El sentido del misterio es la primera edición en lengua italiana del sabio y gran teólogo. Es gracias a la categoría del claroscuro intelectual que el P. Garrigou-Lagrange nos lleva a comprender lo que hay de claro y lo que permanece misterioso en la solución tradicional de los grandes misterios de nuestro conocimiento de Dios, tanto natural como sobrenatural y de aquellas cuestiones de la gracia. Podemos saber por ejemplo que Dios existe, pero no conocemos a Dios. «Repetidas veces escribe Santo Tomás estas palabras: ´nesci mus de Deo quid est´ -no sabemos quien es Dios-; naturalmente no nos es dado conocer a Dios sino mediante el reflejo de sus perfecciones en las criaturas, mas su vida íntima, o la Deidad como tal, por ninguna naturaleza creada es participable, si no solo por medio de la gracia santificante, que es la única capaz de disponernos radicalmente para ver a Dios inmediatamente como Él se ve y a amarlo como Él se ama» (pp. 21-22).

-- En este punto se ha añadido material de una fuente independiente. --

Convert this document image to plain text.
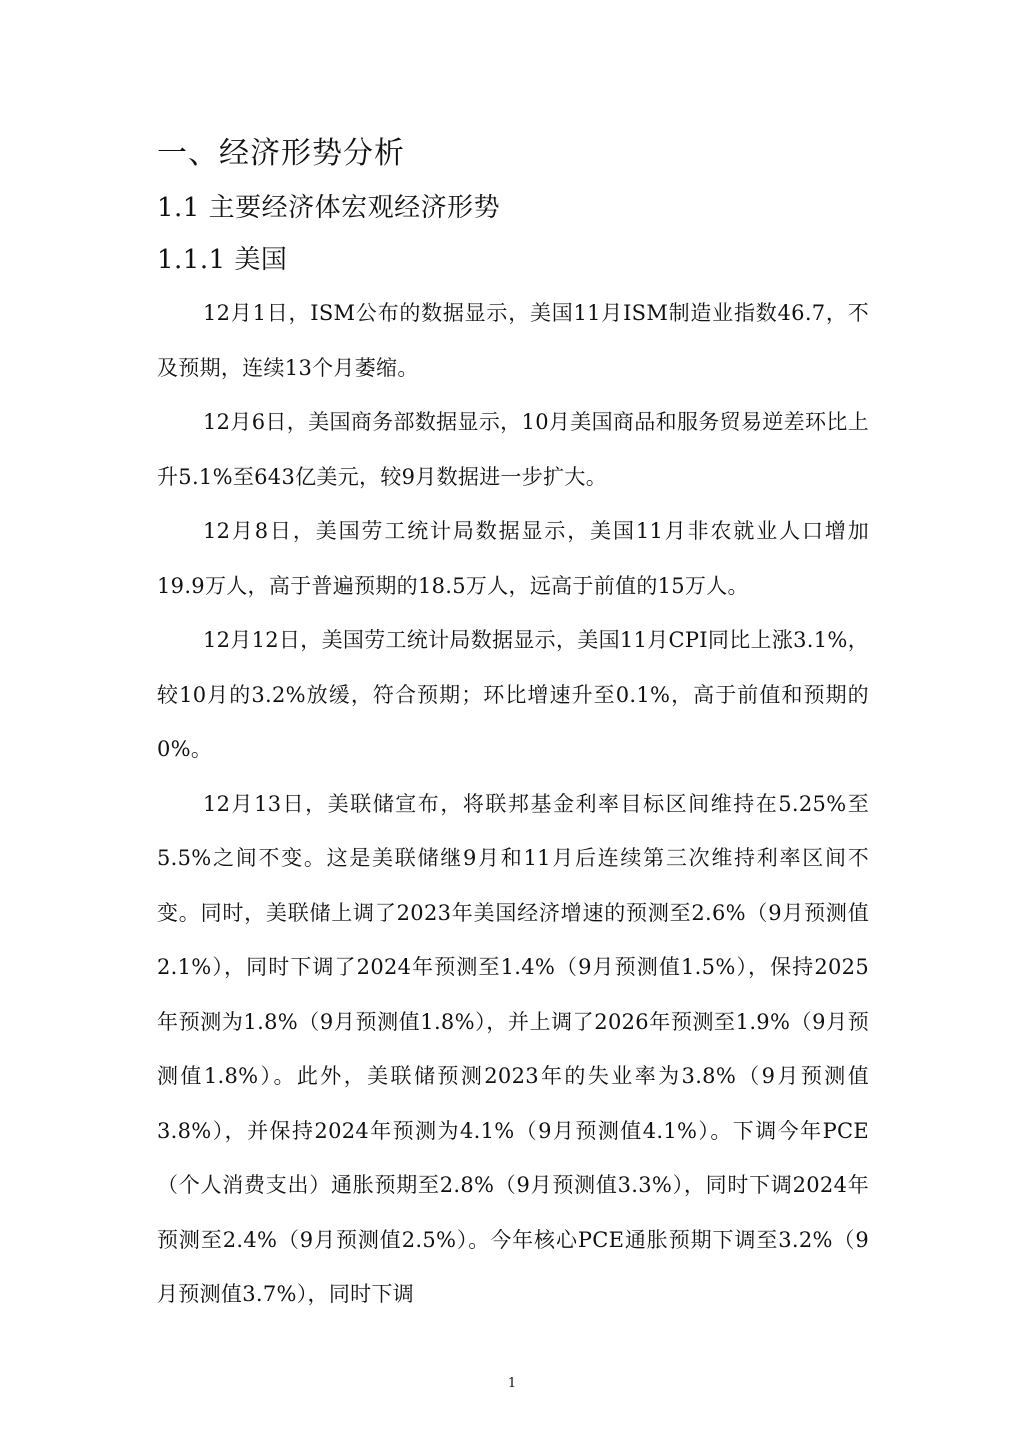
一、经济形势分析
1.1 主要经济体宏观经济形势
1.1.1 美国

12月1日，ISM公布的数据显示，美国11月ISM制造业指数46.7，不及预期，连续13个月萎缩。

12月6日，美国商务部数据显示，10月美国商品和服务贸易逆差环比上升5.1%至643亿美元，较9月数据进一步扩大。

12月8日，美国劳工统计局数据显示，美国11月非农就业人口增加19.9万人，高于普遍预期的18.5万人，远高于前值的15万人。

12月12日，美国劳工统计局数据显示，美国11月CPI同比上涨3.1%，较10月的3.2%放缓，符合预期；环比增速升至0.1%，高于前值和预期的0%。

12月13日，美联储宣布，将联邦基金利率目标区间维持在5.25%至5.5%之间不变。这是美联储继9月和11月后连续第三次维持利率区间不变。同时，美联储上调了2023年美国经济增速的预测至2.6%（9月预测值2.1%），同时下调了2024年预测至1.4%（9月预测值1.5%），保持2025年预测为1.8%（9月预测值1.8%），并上调了2026年预测至1.9%（9月预测值1.8%）。此外，美联储预测2023年的失业率为3.8%（9月预测值3.8%），并保持2024年预测为4.1%（9月预测值4.1%）。下调今年PCE（个人消费支出）通胀预期至2.8%（9月预测值3.3%），同时下调2024年预测至2.4%（9月预测值2.5%）。今年核心PCE通胀预期下调至3.2%（9月预测值3.7%），同时下调

1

El dominico francés nos ayuda entonces a comprender la razón de la confusión que con frecuencia se produce con relación a lo sobrenatural, explicando como algo se puede decir sobrenatural de dos modos, o intrínsecamente, por su misma esencia (es el caso de la gracia o de la virtud infusa) o extrínsecamente (por ejemplo el milagro). Son importantes las páginas dedicadas a La predilección divina y la salvación posible para todos, en las cuales nuestro autor reafirma y explica el principio tradicional, violentamente rechazado por los protestantes y jansenistas, según el cual «Dios no ordena jamás lo imposible, sino que hace posible a todo adulto el cumplimiento del deber» y, por otra parte, el principio de predilección, según el cual, «nadie sería mejor que otro si no fuese más amado por DiosLa íntima conciliación de estos dos principios no es sino aquella de la infinita justicia, de la infinita misericordia y de la total libertad. (…) Es uno de los clarobscuros más sublimes de la teología, pero para no desviar las especulaciones teológicas hay que dar lugar a la silenciosa contemplación» (pp. 299, 301).

Se trata de páginas desafiantes, pero luminosas por su claridad, cuya lectura es recomendable a quien, en la era de Internet, quiera hacer un esfuerzo para aproximarse con amor a los grandes misterios de nuestra fe.